Pediatric Use: The safety and efficacy of Tardiben in pediatric patients have not been established.

Geriatric Use: The pharmacokinetics of Tardiben and its primary metabolites have not been formally studied in geriatric subjects.

Hepatic Impairment: Because the safety and efficacy of the increased exposure to Tardiben and other circulating metabolites are unknown, it is not possible to adjust the dosage of Tardiben in hepatic impairment to ensure safe use. The use of Tardiben in patients with hepatic impairment is contraindicated

Acute Overdose

Three episodes of overdose occurred in the open-label trials performed in support of registration. Eight cases of overdose with Tardiben have been reported in the literature. The dose of Tardiben in these patients ranged from 100 mg to 1g. Adverse reactions associated with Tardiben overdose include acute dystonia, oculogyric crisis, nausea and vomiting, sweating, sedation, hypotension, confusion, diarrhea, hallucinations, rubor, and tremor.

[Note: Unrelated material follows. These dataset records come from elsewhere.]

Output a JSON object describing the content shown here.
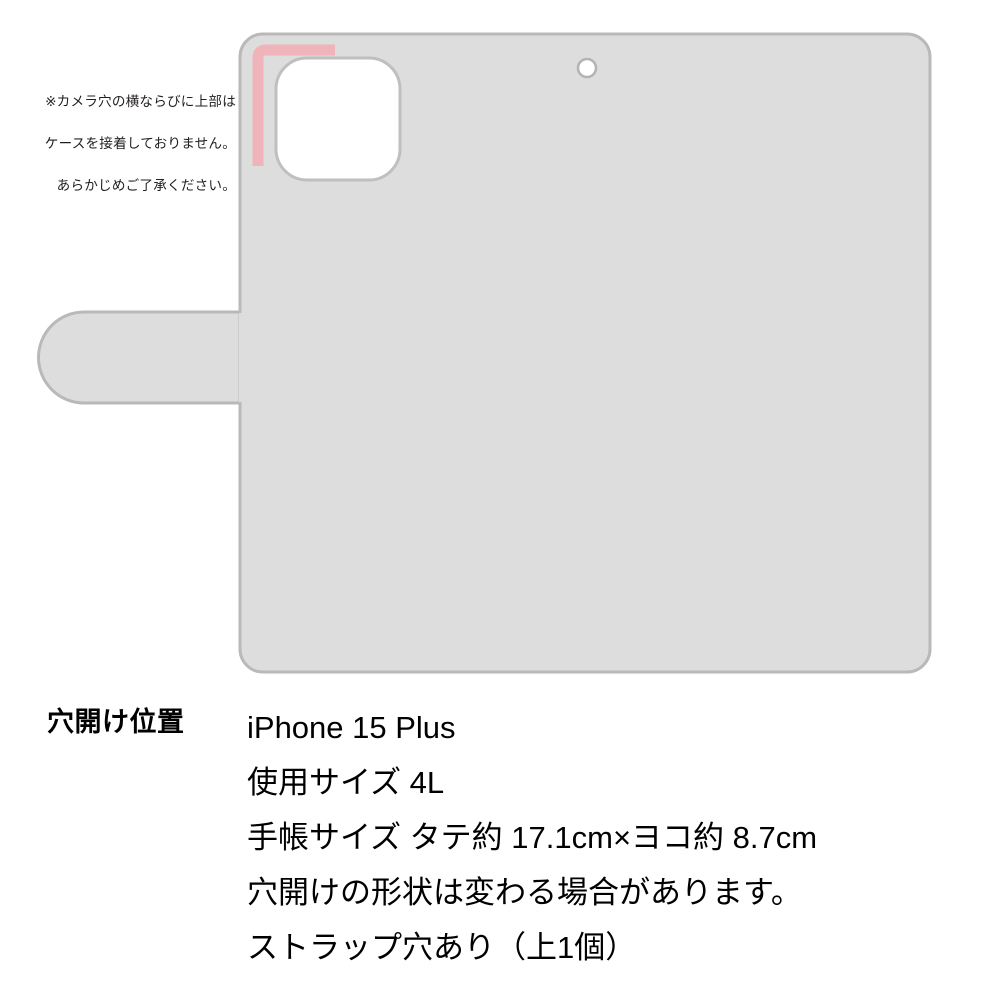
{
  "note": {
    "name": "camera-hole-note",
    "lines": [
      "※カメラ穴の横ならびに上部は",
      "ケースを接着しておりません。",
      "あらかじめご了承ください。"
    ]
  },
  "diagram": {
    "name": "phone-case-hole-diagram",
    "body_label": "case-body",
    "camera_cutout_label": "camera-cutout",
    "sensor_hole_label": "sensor-hole",
    "strap_tab_label": "strap-tab",
    "highlight_label": "non-adhered-edge-highlight",
    "colors": {
      "body_fill": "#dddddd",
      "body_stroke": "#b3b3b3",
      "cutout_fill": "#ffffff",
      "cutout_stroke": "#bfbfbf",
      "highlight": "#efb4b9",
      "page_background": "#ffffff"
    }
  },
  "spec": {
    "label": "穴開け位置",
    "lines": [
      "iPhone 15 Plus",
      "使用サイズ 4L",
      "手帳サイズ タテ約 17.1cm×ヨコ約 8.7cm",
      "穴開けの形状は変わる場合があります。",
      "ストラップ穴あり（上1個）"
    ],
    "device": "iPhone 15 Plus",
    "size_code": "4L",
    "notebook_height_cm": "17.1cm",
    "notebook_width_cm": "8.7cm",
    "strap_hole_count": "上1個"
  }
}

Treatment should consist of those general measures employed in the management of overdosage with any CNS-active drug. General supportive and symptomatic measures are recommended. Cardiac rhythm and vital signs should be monitored. In managing overdosage, the possibility of multiple drug involvement should always be considered. The physician should consider contacting a poison control center on the treatment of any overdose.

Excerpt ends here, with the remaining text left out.